What I’ve outlined here might seem radically different from your current way of doing things. But trust me: I wouldn’t have written this book if I hadn’t seen these principles—and the methods I’ve developed with them—work countless times to help workers and executives at all levels achieve Uptime, a sort of productivity Zen. You’ll feel completely on top of everything you have to do and have a holistic approach to thriving while doing it. By the end of this book you’ll know exactly what you should focus on, when the best time is to do it, where to do it based on your schedule, how to do it excellently, and how to live well while you’re doing it all! My promise to you is that for every minute you spend reading this book, you’ll gain at least that much back in time savings after implementing the practices that I’ll share. The simple steps outlined in the book will enable you to capitalize on the advantages of a digital world to accomplish more while living a happy and balanced life. Here’s to achieving your Uptime!
HOW TO SAY NO
You’ve decided the things you want to focus on. You’ve identified the high-impact tasks associated with each of those priorities, and you’ve allocated time on your calendar for each. You’ve gotten buy-in from your manager/team/spouse/partner on these priorities. You’re ready to go!
The difficult part is making and keeping room for these priorities in your schedule. For example, maybe you did the calendar highlight exercise from Chapter 1 and found that you’re spending less than 30 percent of your time on your main priorities. (In a perfect world, it should be more like 70+ percent.) How do you clear out the rest of the clutter? How do you make sure your calendar stays true to your priorities? How do you say no to future things that may start to crowd out your priorities?
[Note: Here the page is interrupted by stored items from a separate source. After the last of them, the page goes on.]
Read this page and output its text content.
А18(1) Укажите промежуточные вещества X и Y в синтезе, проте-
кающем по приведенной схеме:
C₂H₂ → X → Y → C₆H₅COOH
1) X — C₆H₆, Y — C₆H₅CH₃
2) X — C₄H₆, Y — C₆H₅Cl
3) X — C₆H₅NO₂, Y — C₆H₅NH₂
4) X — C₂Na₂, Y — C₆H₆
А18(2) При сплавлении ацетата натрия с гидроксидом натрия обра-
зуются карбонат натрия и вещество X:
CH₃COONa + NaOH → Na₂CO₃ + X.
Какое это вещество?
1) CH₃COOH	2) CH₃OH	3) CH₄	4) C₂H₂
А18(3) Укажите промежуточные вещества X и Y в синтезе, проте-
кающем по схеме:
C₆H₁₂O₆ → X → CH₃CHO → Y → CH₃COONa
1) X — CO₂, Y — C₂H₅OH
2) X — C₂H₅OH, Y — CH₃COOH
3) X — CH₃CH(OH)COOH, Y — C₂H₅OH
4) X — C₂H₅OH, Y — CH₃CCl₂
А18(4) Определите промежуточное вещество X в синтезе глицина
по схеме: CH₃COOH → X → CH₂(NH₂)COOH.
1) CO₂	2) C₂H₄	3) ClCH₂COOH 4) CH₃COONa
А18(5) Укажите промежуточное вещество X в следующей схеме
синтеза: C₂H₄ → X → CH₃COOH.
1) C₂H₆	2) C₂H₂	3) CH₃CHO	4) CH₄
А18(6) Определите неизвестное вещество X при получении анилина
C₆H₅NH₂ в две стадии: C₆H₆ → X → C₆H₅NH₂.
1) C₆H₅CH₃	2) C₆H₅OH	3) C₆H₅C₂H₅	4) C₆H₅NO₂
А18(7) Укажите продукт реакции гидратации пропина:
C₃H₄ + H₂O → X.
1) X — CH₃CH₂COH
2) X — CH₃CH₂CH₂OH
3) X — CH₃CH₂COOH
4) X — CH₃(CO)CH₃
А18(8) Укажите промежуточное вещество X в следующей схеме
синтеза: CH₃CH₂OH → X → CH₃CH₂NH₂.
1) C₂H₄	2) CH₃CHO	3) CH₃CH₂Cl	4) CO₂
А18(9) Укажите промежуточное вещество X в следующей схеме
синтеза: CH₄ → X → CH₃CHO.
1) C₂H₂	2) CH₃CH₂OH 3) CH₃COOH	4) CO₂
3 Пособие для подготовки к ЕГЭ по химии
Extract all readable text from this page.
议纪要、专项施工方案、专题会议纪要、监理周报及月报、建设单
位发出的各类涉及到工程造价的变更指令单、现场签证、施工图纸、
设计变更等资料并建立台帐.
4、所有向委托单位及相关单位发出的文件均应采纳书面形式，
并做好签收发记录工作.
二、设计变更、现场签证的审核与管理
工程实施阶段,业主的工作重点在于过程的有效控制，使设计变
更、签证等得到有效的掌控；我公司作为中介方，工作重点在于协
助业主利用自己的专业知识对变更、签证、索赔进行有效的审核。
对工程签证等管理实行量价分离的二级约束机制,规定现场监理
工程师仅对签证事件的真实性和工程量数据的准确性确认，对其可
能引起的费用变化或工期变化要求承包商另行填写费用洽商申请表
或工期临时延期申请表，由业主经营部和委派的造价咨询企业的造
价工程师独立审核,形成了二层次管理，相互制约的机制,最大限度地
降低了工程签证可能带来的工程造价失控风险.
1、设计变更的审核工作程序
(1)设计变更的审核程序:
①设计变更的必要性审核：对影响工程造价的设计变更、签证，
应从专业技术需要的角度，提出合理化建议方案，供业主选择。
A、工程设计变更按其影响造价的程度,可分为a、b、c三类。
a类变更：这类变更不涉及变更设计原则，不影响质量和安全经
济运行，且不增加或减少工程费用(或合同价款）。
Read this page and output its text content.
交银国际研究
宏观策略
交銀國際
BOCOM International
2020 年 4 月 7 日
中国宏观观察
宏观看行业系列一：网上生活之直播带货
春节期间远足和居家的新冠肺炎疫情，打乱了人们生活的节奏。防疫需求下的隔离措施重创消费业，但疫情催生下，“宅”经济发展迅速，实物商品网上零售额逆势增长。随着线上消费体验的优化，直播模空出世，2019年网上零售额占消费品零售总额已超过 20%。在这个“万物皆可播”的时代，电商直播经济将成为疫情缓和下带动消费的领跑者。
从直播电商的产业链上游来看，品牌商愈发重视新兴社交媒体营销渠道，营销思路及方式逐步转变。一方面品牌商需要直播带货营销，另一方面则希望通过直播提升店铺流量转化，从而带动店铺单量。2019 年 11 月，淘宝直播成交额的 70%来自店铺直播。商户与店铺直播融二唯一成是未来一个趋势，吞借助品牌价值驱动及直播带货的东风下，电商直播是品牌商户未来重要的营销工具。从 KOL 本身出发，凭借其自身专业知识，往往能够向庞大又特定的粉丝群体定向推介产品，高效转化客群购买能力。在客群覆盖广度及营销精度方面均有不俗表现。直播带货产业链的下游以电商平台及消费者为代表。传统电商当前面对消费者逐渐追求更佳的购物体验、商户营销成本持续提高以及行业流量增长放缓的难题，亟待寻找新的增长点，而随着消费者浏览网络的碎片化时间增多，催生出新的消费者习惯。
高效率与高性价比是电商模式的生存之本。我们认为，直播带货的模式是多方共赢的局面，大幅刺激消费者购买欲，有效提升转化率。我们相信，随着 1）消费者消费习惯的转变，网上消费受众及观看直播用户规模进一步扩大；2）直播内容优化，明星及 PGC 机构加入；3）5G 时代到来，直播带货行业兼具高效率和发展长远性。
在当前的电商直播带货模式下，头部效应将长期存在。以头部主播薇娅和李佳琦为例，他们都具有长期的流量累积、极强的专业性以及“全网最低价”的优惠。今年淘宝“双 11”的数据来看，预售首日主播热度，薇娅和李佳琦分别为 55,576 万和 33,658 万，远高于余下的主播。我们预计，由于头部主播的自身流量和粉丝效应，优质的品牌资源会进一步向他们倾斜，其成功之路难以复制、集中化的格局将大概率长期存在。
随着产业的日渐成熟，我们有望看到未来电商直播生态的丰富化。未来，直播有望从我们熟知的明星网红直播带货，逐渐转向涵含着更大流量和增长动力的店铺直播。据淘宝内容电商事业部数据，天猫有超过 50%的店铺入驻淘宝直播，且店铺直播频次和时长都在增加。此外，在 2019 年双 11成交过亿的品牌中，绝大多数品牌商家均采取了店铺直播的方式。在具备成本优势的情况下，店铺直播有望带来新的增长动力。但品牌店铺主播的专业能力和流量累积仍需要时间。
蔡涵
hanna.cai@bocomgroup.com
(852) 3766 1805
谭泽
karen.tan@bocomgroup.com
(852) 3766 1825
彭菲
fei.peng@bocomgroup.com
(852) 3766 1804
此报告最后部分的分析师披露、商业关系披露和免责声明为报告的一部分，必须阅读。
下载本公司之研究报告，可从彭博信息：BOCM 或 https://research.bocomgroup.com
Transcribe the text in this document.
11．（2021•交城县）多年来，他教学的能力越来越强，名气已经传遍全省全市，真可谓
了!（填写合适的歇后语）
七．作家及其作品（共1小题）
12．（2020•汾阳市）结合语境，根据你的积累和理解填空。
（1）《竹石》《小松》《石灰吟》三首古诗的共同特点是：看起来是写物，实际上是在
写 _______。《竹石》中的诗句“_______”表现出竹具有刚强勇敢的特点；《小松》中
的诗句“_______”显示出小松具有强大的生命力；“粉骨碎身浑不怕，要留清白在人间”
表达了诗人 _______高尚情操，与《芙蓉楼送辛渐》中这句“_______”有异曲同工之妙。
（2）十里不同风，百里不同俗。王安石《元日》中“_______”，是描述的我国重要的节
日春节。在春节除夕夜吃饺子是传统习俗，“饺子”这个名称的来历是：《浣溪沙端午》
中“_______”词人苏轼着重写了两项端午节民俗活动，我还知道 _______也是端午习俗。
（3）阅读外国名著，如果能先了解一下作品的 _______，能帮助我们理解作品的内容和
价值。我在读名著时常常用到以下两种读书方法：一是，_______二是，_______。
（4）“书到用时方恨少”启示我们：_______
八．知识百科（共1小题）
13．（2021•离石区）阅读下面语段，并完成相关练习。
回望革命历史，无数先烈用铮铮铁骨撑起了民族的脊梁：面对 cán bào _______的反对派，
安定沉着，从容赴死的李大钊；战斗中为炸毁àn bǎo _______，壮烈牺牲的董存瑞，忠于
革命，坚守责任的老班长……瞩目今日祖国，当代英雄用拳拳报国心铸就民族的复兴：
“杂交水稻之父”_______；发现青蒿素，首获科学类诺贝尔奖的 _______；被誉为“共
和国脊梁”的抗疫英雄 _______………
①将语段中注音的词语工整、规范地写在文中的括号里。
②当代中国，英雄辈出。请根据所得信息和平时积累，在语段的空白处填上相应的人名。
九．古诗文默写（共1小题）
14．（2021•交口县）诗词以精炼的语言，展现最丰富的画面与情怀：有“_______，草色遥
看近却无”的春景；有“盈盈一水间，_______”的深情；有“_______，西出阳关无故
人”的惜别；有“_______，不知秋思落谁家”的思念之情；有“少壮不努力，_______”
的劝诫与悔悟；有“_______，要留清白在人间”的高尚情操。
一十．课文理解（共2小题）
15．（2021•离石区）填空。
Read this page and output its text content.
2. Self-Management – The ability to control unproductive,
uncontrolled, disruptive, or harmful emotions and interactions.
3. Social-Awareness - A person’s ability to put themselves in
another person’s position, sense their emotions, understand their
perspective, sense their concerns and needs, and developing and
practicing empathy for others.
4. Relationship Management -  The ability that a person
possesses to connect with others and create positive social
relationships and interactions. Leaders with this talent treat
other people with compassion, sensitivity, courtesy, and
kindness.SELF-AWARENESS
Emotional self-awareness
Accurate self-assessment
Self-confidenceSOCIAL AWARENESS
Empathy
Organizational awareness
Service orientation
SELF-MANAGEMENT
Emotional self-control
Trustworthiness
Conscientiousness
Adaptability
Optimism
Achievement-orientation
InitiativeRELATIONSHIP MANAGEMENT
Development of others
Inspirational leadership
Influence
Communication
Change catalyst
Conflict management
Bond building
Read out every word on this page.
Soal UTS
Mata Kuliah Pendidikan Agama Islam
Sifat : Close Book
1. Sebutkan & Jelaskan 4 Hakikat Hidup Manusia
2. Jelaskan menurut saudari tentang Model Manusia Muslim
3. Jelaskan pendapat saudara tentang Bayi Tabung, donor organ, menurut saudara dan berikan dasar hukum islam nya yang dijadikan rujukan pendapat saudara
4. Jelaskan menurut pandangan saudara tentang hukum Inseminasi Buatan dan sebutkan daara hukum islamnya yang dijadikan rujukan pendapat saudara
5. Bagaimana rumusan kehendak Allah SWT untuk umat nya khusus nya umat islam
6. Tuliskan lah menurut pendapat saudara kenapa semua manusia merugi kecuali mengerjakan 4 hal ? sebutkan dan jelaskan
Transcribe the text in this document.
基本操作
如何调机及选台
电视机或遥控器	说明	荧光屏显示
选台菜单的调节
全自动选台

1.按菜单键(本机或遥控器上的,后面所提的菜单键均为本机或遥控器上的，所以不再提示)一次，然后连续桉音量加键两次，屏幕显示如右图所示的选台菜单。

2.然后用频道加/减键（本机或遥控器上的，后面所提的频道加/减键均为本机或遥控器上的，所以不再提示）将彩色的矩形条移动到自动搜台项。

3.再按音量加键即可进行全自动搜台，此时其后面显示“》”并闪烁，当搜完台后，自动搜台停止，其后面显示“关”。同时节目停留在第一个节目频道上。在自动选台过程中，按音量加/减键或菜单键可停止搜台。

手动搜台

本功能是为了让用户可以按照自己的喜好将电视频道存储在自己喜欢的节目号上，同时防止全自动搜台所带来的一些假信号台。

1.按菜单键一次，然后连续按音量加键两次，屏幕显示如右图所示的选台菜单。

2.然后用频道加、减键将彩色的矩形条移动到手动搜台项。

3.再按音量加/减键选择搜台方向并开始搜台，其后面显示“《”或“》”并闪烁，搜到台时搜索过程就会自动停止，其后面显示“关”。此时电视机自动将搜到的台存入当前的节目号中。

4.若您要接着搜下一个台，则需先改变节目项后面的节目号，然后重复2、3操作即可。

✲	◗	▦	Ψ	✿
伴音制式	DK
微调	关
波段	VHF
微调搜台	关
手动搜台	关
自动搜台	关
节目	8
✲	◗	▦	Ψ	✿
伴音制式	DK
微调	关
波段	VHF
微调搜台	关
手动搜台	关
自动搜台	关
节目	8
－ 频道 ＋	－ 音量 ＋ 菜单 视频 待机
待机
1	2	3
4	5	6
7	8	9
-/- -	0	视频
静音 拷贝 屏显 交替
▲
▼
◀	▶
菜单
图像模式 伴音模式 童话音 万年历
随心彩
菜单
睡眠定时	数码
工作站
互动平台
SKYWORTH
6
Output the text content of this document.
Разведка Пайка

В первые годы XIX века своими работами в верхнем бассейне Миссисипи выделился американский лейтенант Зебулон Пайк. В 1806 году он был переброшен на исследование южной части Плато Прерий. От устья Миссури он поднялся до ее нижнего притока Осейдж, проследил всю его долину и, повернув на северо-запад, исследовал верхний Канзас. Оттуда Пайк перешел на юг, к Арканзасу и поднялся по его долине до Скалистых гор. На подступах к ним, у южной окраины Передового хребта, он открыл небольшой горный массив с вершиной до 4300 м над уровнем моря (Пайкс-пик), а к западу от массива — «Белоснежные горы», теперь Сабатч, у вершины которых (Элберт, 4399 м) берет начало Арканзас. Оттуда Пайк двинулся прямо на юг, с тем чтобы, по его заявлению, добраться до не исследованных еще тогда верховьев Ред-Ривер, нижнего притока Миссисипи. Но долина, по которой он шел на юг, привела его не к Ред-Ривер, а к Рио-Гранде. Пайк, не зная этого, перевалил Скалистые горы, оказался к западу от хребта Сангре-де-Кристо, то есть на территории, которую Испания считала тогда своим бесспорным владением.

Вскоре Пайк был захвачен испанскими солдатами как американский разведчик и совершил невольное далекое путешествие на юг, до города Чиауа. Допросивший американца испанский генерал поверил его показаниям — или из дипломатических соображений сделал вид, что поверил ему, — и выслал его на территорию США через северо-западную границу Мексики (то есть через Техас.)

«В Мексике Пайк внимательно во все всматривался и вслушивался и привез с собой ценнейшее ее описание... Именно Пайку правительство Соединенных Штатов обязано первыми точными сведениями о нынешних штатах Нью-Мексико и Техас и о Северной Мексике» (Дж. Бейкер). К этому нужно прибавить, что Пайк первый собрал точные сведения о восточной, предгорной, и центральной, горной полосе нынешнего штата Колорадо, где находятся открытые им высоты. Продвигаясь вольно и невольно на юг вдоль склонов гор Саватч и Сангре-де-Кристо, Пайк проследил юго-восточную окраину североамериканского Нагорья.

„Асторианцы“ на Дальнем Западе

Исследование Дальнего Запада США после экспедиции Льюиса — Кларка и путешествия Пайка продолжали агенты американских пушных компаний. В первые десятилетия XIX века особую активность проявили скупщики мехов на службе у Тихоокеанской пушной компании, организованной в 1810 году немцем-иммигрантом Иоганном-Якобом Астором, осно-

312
PRIORITIZING IS NOT REORDERING
When most people have a huge list of things to do, they think of prioritizing as putting the items or tasks in a specific order to figure out a way to get them all done, starting with the most important and finishing with the least. In Uptime, you should now think of prioritizing as figuring out
HOW TO SAY NO ▲ Say no to everything, except the things you say yes to.
what to knock off the bottom of those lists and how to say no to those things that don’t deserve a spot on your list or your calendar at all. Saying no to good things leaves room for saying yes to great things (and having time to do them well). One of my favorite ways to start shaving things off my list is to do a brain dump of everything floating around in my head that I believe I can or should do (more on lists in the next chapter). Then I identify roughly a third of the things on the list that are lowest priority. Those are usually the things that have been in my brain to do for a while and keep getting carried over without getting done from list to list. Then for each of those bottom-third items I ask myself:
What is the worst thing that would happen if I never do this? Is there any other way for this to get done without my doing it? Is there any way for me to half-do this and move on from it? These questions can get you thinking about how to delegate, how to streamline what you’re working on, and how to cut corners where possible. For example, after my family and I moved into our new house, my home office was pretty empty and I thought pleasing decor might be a good idea. I thought it might provide a nicer backdrop for when I worked by videoconference. So, Decorate office kept coming up every single time I made a list. But it kept not being a priority, because I had a lot of other things going on (remember three kids under four and a move?). So I asked myself: What would be the worst thing that happened if I never did this? Probably nothing. I’d have a plain little room that hardly anyone ever entered but me and I wouldn’t have the most interesting video call backdrop.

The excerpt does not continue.